Continuity is the hallmark of the 2024 Budget. It builds on previous budgets to shield the economy from global headwinds and promote further growth, creating more wealth. Previous budgets introduced measures such as the additional cost-of-living-adjustment (COLA) mechanism, pension increases, and tax exemption schemes for first-time and second-time homebuyers, which were enhanced this year.
Speaking with The Journal, economic consultant Mark Grech notes how the Budget 2024 is, like the ones before it, a people-centered exercise that allocates the country’s financial resources in a fair and equitable manner to meet the needs and aspirations of all – leaving no one behind. Measures have been announced taking into consideration different sections of the population: families, workers, pensioners and the elderly, students, those who are buying their own house or flat for the first time, persons with disabilities, children, and even animals.
“The administration is on the right path in focusing on ways to continue addressing rising inflation, a worrying factor that affects people’s quality of life but that is thankfully forecast to decline,” says Grech. “For next year, the government is allocating a further €350 million public funds to help people afford energy and fuel, besides taking other measures to boost purchasing power and, consequently, economic growth. This will generate revenue that can be reinvested in people’s well-being and prosperity.”
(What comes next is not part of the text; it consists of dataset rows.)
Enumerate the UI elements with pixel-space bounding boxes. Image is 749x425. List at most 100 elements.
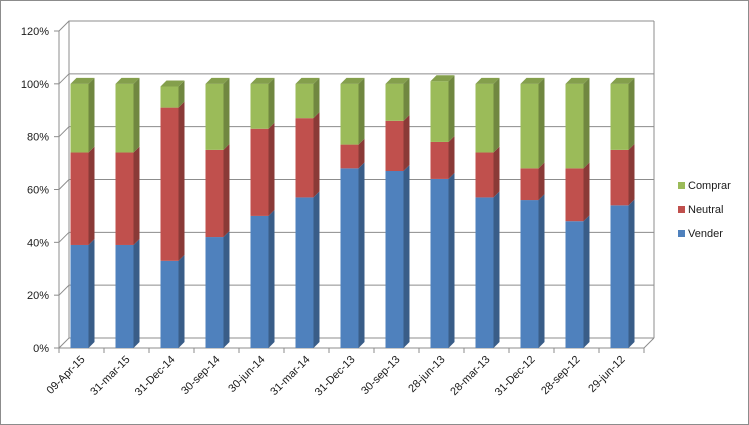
bar-front [520, 200, 539, 348]
x-tick-label: 31-Dec-14 [133, 354, 178, 399]
bar-segment-vender [160, 254, 185, 348]
bar-front [115, 152, 134, 245]
bar-front [295, 197, 314, 348]
bar-side [88, 146, 95, 245]
x-tick-label: 28-sep-12 [539, 354, 583, 398]
bar-side [178, 101, 185, 261]
bar-segment-vender [340, 162, 365, 348]
bar-side [268, 122, 275, 216]
y-axis-tick-labels: 0% 20% 40% 60% 80% 100% 120% [21, 26, 49, 355]
bar-side [583, 215, 590, 348]
bar-segment-comprar [70, 77, 95, 153]
legend-label: Vender [688, 228, 723, 240]
bar-side [628, 199, 635, 348]
x-tick-label: 31-mar-14 [268, 354, 312, 398]
bar-front [430, 81, 449, 142]
bar-segment-comprar [520, 77, 545, 169]
legend-swatch [678, 182, 685, 189]
bar-top [70, 77, 95, 84]
bar-front [250, 215, 269, 348]
bar-side [178, 80, 185, 108]
y-tick-label: 120% [21, 26, 49, 38]
bar-front [430, 178, 449, 348]
bar-side [538, 162, 545, 201]
bar-segment-neutral [475, 146, 500, 198]
bar-front [340, 168, 359, 348]
bar-segment-vender [520, 194, 545, 348]
y-tick-label: 100% [21, 79, 49, 91]
bar-side [538, 77, 545, 169]
bar-side [268, 77, 275, 129]
bar-segment-comprar [430, 75, 455, 142]
bar-front [205, 149, 224, 238]
bar-side [448, 135, 455, 179]
bar-segment-neutral [340, 138, 365, 169]
bar-side [493, 191, 500, 348]
bar-segment-comprar [160, 80, 185, 108]
bar-side [403, 77, 410, 121]
bar-side [133, 238, 140, 348]
bar-top [565, 77, 590, 84]
bar-front [250, 128, 269, 216]
bar-front [205, 83, 224, 150]
x-tick-label: 31-mar-15 [88, 354, 132, 398]
legend-item-neutral: Neutral [678, 204, 723, 216]
bar-front [70, 152, 89, 245]
y-tick-label: 60% [27, 185, 49, 197]
bar-front [565, 168, 584, 222]
bar-side [448, 172, 455, 348]
bar-segment-neutral [70, 146, 95, 245]
bar-front [385, 171, 404, 348]
legend-item-comprar: Comprar [678, 180, 731, 192]
bar-segment-neutral [250, 122, 275, 216]
bar-segment-neutral [385, 114, 410, 172]
bar-segment-comprar [295, 77, 320, 119]
bar-front [385, 83, 404, 121]
bar-front [430, 141, 449, 179]
y-tick-label: 0% [33, 343, 49, 355]
legend-item-vender: Vender [678, 228, 723, 240]
bar-front [520, 168, 539, 201]
y-tick-label: 80% [27, 132, 49, 144]
bar-side [538, 194, 545, 348]
bar-top [295, 77, 320, 84]
bar-side [628, 77, 635, 150]
bar-front [340, 144, 359, 169]
x-axis-tick-labels: 09-Apr-15 31-mar-15 31-Dec-14 30-sep-14 30-j… [45, 354, 628, 399]
legend-label: Neutral [688, 204, 723, 216]
legend: Comprar Neutral Vender [678, 180, 731, 240]
bar-side [223, 77, 230, 150]
legend-swatch [678, 206, 685, 213]
bar-segment-comprar [385, 77, 410, 121]
bar-side [223, 143, 230, 238]
bar-top [385, 77, 410, 84]
bar-segment-comprar [250, 77, 275, 129]
bar-front [520, 83, 539, 169]
bar-front [610, 83, 629, 150]
bar-top [340, 77, 365, 84]
bar-front [115, 83, 134, 153]
bar-segment-comprar [115, 77, 140, 153]
bar-side [628, 143, 635, 206]
bar-segment-vender [295, 191, 320, 348]
x-tick-label: 09-Apr-15 [45, 354, 88, 397]
bar-top [115, 77, 140, 84]
bar-segment-neutral [520, 162, 545, 201]
y-tick-label: 40% [27, 237, 49, 249]
bar-side [313, 191, 320, 348]
x-tick-label: 30-sep-13 [359, 354, 403, 398]
bar-segment-vender [70, 238, 95, 348]
legend-label: Comprar [688, 180, 731, 192]
bar-side [358, 162, 365, 348]
bar-side [88, 238, 95, 348]
bar-front [205, 237, 224, 348]
bar-segment-vender [205, 231, 230, 348]
bars [70, 75, 635, 348]
bar-side [493, 77, 500, 153]
bar-segment-vender [430, 172, 455, 348]
bar-top [520, 77, 545, 84]
bar-segment-vender [385, 165, 410, 348]
bar-segment-neutral [205, 143, 230, 238]
bar-segment-comprar [205, 77, 230, 150]
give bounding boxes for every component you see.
Grech notes that, this being a democratic socialist administration, it also made it a point of taking measures to help elevate the standard of living of that section of the population that has become exposed to poverty and social exclusion as a result of the pandemic and the war in Ukraine. The additional COLA is just one example, with 95,000 families to be reached in 2024 as oppoed to this year’s 45,000.
But that’s not all: while committed to maintaining economic growth, the government is also addressing other long-term challenges, such as the declining Maltese fertility rate, by increasing birth and adoption bonuses from €500 for the first-born or adopted child to €1,000 for subsequent children. In so doing, while providing financial assistance to families, it is encouraging society to address the issue of its declining birth rate.
Mark Grech draws attention to the fact that the government is striking a balance between supporting economic growth and maintaining financial discipline, as evidenced by the measures announced yesterday, which are designed to boost consumer spending and business investment while keeping the national debt and the Budget deficit under control. A sustainable debt level is essential for ensuring that our economy and livelihoods are protected in the face of unforeseen events, as we have learnt during the pandemic and now, as we battle the global inflation crisis.
Grech is confident that the successful implementation of Budget 2024 will lay the groundwork for a Budget 2025 that, in a year’s time, continues building on Malta’s progress in achieving its financial, economic, and social goals.